Officials pleaded with the public for patience on road clearance and cautioned that it could be a couple of weeks before life returned to normal. Forecasters predicted a chance of more snow on Monday, albeit lighter amounts.

“This is no longer just a plow operation. There is too much snow accumulation on some streets for the plows to adequately move the snow,” said Gabe Klein, Washington’s transportation chief.

Baltimore has dumped snow in parking lots at Pimlico Race Course and sent for a snow-melting machine from Ohio. Maryland environmental officials have given permission for “relatively clean snow” to be deposited in large tidal water bodies, such as Baltimore’s Inner Harbor. At Reagan National Airport in Arlington, Va., outside Washington, snow is being hauled to an economy parking lot.

Elsewhere in Virginia, trucks are hauling it to a construction site near the Wilson Bridge, where melting runoff can be monitored, said Virginia transportation official Jeff Caldwell.

Maryland Gov. Martin O’Malley cautioned motorists to get used to driving conditions more commonly found in Minnesota.

“Citizens need to appreciate the magnitude of this storm and how challenging it will be to remove this much snow,” O’Malley said.

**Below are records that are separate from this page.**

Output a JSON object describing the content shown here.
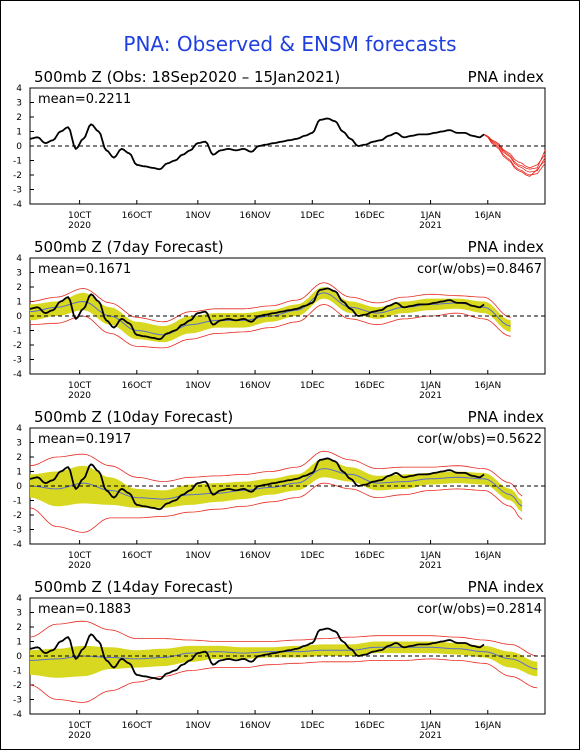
{
  "main_title": "PNA: Observed & ENSM forecasts",
  "panels": [
    {
      "title": "500mb Z (Obs: 18Sep2020 – 15Jan2021)",
      "index_label": "PNA index",
      "mean_label": "mean=0.2211",
      "cor_label": ""
    },
    {
      "title": "500mb Z (7day Forecast)",
      "index_label": "PNA index",
      "mean_label": "mean=0.1671",
      "cor_label": "cor(w/obs)=0.8467"
    },
    {
      "title": "500mb Z (10day Forecast)",
      "index_label": "PNA index",
      "mean_label": "mean=0.1917",
      "cor_label": "cor(w/obs)=0.5622"
    },
    {
      "title": "500mb Z (14day Forecast)",
      "index_label": "PNA index",
      "mean_label": "mean=0.1883",
      "cor_label": "cor(w/obs)=0.2814"
    }
  ],
  "colors": {
    "title": "#1f3fe0",
    "observed": "#000000",
    "spread_band": "#d8d820",
    "ensemble_members": "#e8281e",
    "ensemble_mean": "#5a6ec8"
  },
  "chart_data": {
    "type": "line",
    "ylim": [
      -4,
      4
    ],
    "yticks": [
      4,
      3,
      2,
      1,
      0,
      -1,
      -2,
      -3,
      -4
    ],
    "xlim": [
      "2020-09-18",
      "2021-01-31"
    ],
    "xticks": [
      {
        "date": "2020-10-01",
        "label": "10CT",
        "year": "2020"
      },
      {
        "date": "2020-10-16",
        "label": "16OCT",
        "year": ""
      },
      {
        "date": "2020-11-01",
        "label": "1NOV",
        "year": ""
      },
      {
        "date": "2020-11-16",
        "label": "16NOV",
        "year": ""
      },
      {
        "date": "2020-12-01",
        "label": "1DEC",
        "year": ""
      },
      {
        "date": "2020-12-16",
        "label": "16DEC",
        "year": ""
      },
      {
        "date": "2021-01-01",
        "label": "1JAN",
        "year": "2021"
      },
      {
        "date": "2021-01-16",
        "label": "16JAN",
        "year": ""
      }
    ],
    "observed": {
      "x": [
        "2020-09-18",
        "2020-09-20",
        "2020-09-22",
        "2020-09-24",
        "2020-09-26",
        "2020-09-28",
        "2020-09-30",
        "2020-10-02",
        "2020-10-04",
        "2020-10-06",
        "2020-10-08",
        "2020-10-10",
        "2020-10-12",
        "2020-10-14",
        "2020-10-16",
        "2020-10-18",
        "2020-10-20",
        "2020-10-22",
        "2020-10-24",
        "2020-10-26",
        "2020-10-28",
        "2020-10-30",
        "2020-11-01",
        "2020-11-03",
        "2020-11-05",
        "2020-11-07",
        "2020-11-09",
        "2020-11-11",
        "2020-11-13",
        "2020-11-15",
        "2020-11-17",
        "2020-11-19",
        "2020-11-21",
        "2020-11-23",
        "2020-11-25",
        "2020-11-27",
        "2020-11-29",
        "2020-12-01",
        "2020-12-03",
        "2020-12-05",
        "2020-12-07",
        "2020-12-09",
        "2020-12-11",
        "2020-12-13",
        "2020-12-15",
        "2020-12-17",
        "2020-12-19",
        "2020-12-21",
        "2020-12-23",
        "2020-12-25",
        "2020-12-27",
        "2020-12-29",
        "2020-12-31",
        "2021-01-02",
        "2021-01-04",
        "2021-01-06",
        "2021-01-08",
        "2021-01-10",
        "2021-01-12",
        "2021-01-14",
        "2021-01-15"
      ],
      "y": [
        0.5,
        0.6,
        0.2,
        0.4,
        1.0,
        1.3,
        -0.2,
        0.5,
        1.5,
        1.0,
        -0.3,
        -0.8,
        -0.2,
        -0.5,
        -1.3,
        -1.4,
        -1.5,
        -1.6,
        -1.2,
        -1.0,
        -0.6,
        -0.3,
        0.2,
        0.3,
        -0.6,
        -0.3,
        -0.2,
        -0.3,
        -0.2,
        -0.4,
        0.0,
        0.1,
        0.2,
        0.3,
        0.4,
        0.5,
        0.7,
        0.9,
        1.8,
        1.9,
        1.7,
        1.0,
        0.5,
        0.0,
        0.1,
        0.3,
        0.4,
        0.7,
        0.9,
        0.6,
        0.7,
        0.8,
        0.8,
        0.9,
        1.0,
        1.1,
        0.9,
        0.9,
        0.7,
        0.6,
        0.8
      ]
    },
    "observed_ensemble_forecast": {
      "x": [
        "2021-01-15",
        "2021-01-18",
        "2021-01-21",
        "2021-01-24",
        "2021-01-27",
        "2021-01-29",
        "2021-01-31"
      ],
      "members": [
        [
          0.8,
          0.3,
          -0.5,
          -1.3,
          -1.6,
          -1.5,
          -0.3
        ],
        [
          0.8,
          0.1,
          -0.8,
          -1.6,
          -2.0,
          -1.9,
          -1.2
        ],
        [
          0.8,
          0.2,
          -0.6,
          -1.4,
          -1.8,
          -1.7,
          -0.8
        ],
        [
          0.8,
          0.0,
          -0.9,
          -1.7,
          -2.1,
          -1.6,
          -1.0
        ],
        [
          0.8,
          0.3,
          -0.4,
          -1.1,
          -1.5,
          -1.3,
          -0.6
        ]
      ]
    },
    "forecasts": [
      {
        "lead": "7day",
        "x": [
          "2020-09-18",
          "2020-09-25",
          "2020-10-02",
          "2020-10-09",
          "2020-10-16",
          "2020-10-23",
          "2020-10-30",
          "2020-11-06",
          "2020-11-13",
          "2020-11-20",
          "2020-11-27",
          "2020-12-04",
          "2020-12-11",
          "2020-12-18",
          "2020-12-25",
          "2021-01-01",
          "2021-01-08",
          "2021-01-15",
          "2021-01-22"
        ],
        "ensemble_mean": [
          0.3,
          0.6,
          1.0,
          0.0,
          -1.0,
          -1.3,
          -0.6,
          -0.3,
          -0.3,
          0.0,
          0.4,
          1.6,
          0.6,
          0.2,
          0.6,
          0.8,
          0.9,
          0.6,
          -0.7
        ],
        "band_upper": [
          0.8,
          1.0,
          1.6,
          0.6,
          -0.4,
          -0.7,
          0.0,
          0.2,
          0.2,
          0.4,
          0.8,
          2.0,
          1.0,
          0.6,
          1.0,
          1.2,
          1.2,
          1.0,
          -0.3
        ],
        "band_lower": [
          -0.3,
          0.0,
          0.4,
          -0.6,
          -1.6,
          -1.8,
          -1.2,
          -0.8,
          -0.8,
          -0.4,
          0.0,
          1.2,
          0.2,
          -0.2,
          0.2,
          0.4,
          0.5,
          0.2,
          -1.1
        ],
        "member_max": [
          1.0,
          1.3,
          1.9,
          0.9,
          -0.1,
          -0.4,
          0.3,
          0.5,
          0.5,
          0.7,
          1.1,
          2.3,
          1.3,
          0.9,
          1.3,
          1.5,
          1.4,
          1.3,
          -0.1
        ],
        "member_min": [
          -0.6,
          -0.5,
          0.0,
          -1.2,
          -2.1,
          -2.2,
          -1.6,
          -1.2,
          -1.1,
          -0.8,
          -0.4,
          0.8,
          -0.2,
          -0.6,
          -0.2,
          0.0,
          0.2,
          -0.2,
          -1.4
        ]
      },
      {
        "lead": "10day",
        "x": [
          "2020-09-18",
          "2020-09-25",
          "2020-10-02",
          "2020-10-09",
          "2020-10-16",
          "2020-10-23",
          "2020-10-30",
          "2020-11-06",
          "2020-11-13",
          "2020-11-20",
          "2020-11-27",
          "2020-12-04",
          "2020-12-11",
          "2020-12-18",
          "2020-12-25",
          "2021-01-01",
          "2021-01-08",
          "2021-01-15",
          "2021-01-22",
          "2021-01-25"
        ],
        "ensemble_mean": [
          0.0,
          -0.2,
          0.2,
          -0.3,
          -0.8,
          -0.9,
          -0.6,
          -0.5,
          -0.3,
          -0.1,
          0.2,
          1.2,
          0.8,
          0.2,
          0.3,
          0.5,
          0.6,
          0.5,
          -0.6,
          -1.4
        ],
        "band_upper": [
          0.8,
          1.0,
          1.4,
          0.6,
          -0.2,
          -0.3,
          0.1,
          0.2,
          0.3,
          0.5,
          0.8,
          1.9,
          1.3,
          0.7,
          0.8,
          0.9,
          1.0,
          0.9,
          -0.2,
          -1.0
        ],
        "band_lower": [
          -0.8,
          -1.4,
          -1.2,
          -1.3,
          -1.5,
          -1.5,
          -1.3,
          -1.1,
          -0.9,
          -0.6,
          -0.3,
          0.6,
          0.3,
          -0.3,
          -0.2,
          0.1,
          0.2,
          0.1,
          -1.0,
          -1.8
        ],
        "member_max": [
          1.4,
          2.0,
          2.2,
          1.4,
          0.6,
          0.3,
          0.6,
          0.7,
          0.8,
          1.0,
          1.3,
          2.4,
          1.8,
          1.2,
          1.3,
          1.3,
          1.4,
          1.2,
          0.2,
          -0.7
        ],
        "member_min": [
          -1.5,
          -2.8,
          -3.2,
          -2.2,
          -2.2,
          -2.1,
          -1.8,
          -1.6,
          -1.4,
          -1.1,
          -0.8,
          0.2,
          -0.2,
          -0.8,
          -0.6,
          -0.3,
          -0.2,
          -0.3,
          -1.4,
          -2.3
        ]
      },
      {
        "lead": "14day",
        "x": [
          "2020-09-18",
          "2020-09-25",
          "2020-10-02",
          "2020-10-09",
          "2020-10-16",
          "2020-10-23",
          "2020-10-30",
          "2020-11-06",
          "2020-11-13",
          "2020-11-20",
          "2020-11-27",
          "2020-12-04",
          "2020-12-11",
          "2020-12-18",
          "2020-12-25",
          "2021-01-01",
          "2021-01-08",
          "2021-01-15",
          "2021-01-22",
          "2021-01-29"
        ],
        "ensemble_mean": [
          -0.3,
          -0.2,
          0.0,
          -0.1,
          -0.2,
          -0.1,
          0.2,
          0.3,
          0.2,
          0.3,
          0.3,
          0.4,
          0.4,
          0.6,
          0.6,
          0.6,
          0.5,
          0.3,
          -0.2,
          -0.9
        ],
        "band_upper": [
          0.4,
          0.5,
          0.7,
          0.6,
          0.4,
          0.5,
          0.7,
          0.7,
          0.6,
          0.6,
          0.7,
          0.8,
          0.8,
          1.0,
          1.0,
          1.0,
          0.9,
          0.7,
          0.3,
          -0.4
        ],
        "band_lower": [
          -1.3,
          -1.5,
          -1.4,
          -0.9,
          -0.8,
          -0.7,
          -0.4,
          -0.2,
          -0.2,
          -0.1,
          -0.1,
          0.0,
          0.0,
          0.2,
          0.2,
          0.2,
          0.1,
          -0.1,
          -0.8,
          -1.4
        ],
        "member_max": [
          1.3,
          2.2,
          2.4,
          1.8,
          1.2,
          1.2,
          1.1,
          1.0,
          1.0,
          1.0,
          1.1,
          1.2,
          1.3,
          1.4,
          1.4,
          1.4,
          1.3,
          1.1,
          0.8,
          0.0
        ],
        "member_min": [
          -2.0,
          -3.0,
          -3.2,
          -2.4,
          -1.8,
          -1.4,
          -1.0,
          -0.8,
          -0.8,
          -0.6,
          -0.5,
          -0.4,
          -0.4,
          -0.3,
          -0.3,
          -0.2,
          -0.3,
          -0.5,
          -1.4,
          -2.2
        ]
      }
    ]
  }
}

This week’s blizzard brought snowfall at Reagan National Airport to 55.9 inches for the season, the most in the area since record-keeping began in 1884, according to the National Weather Service. The previous record was set in the winter of 1898-99.

Baltimore- Washington International Thurgood Marshall Airport has recorded 79.9 inches of snow this season, breaking a record set in 1995-96.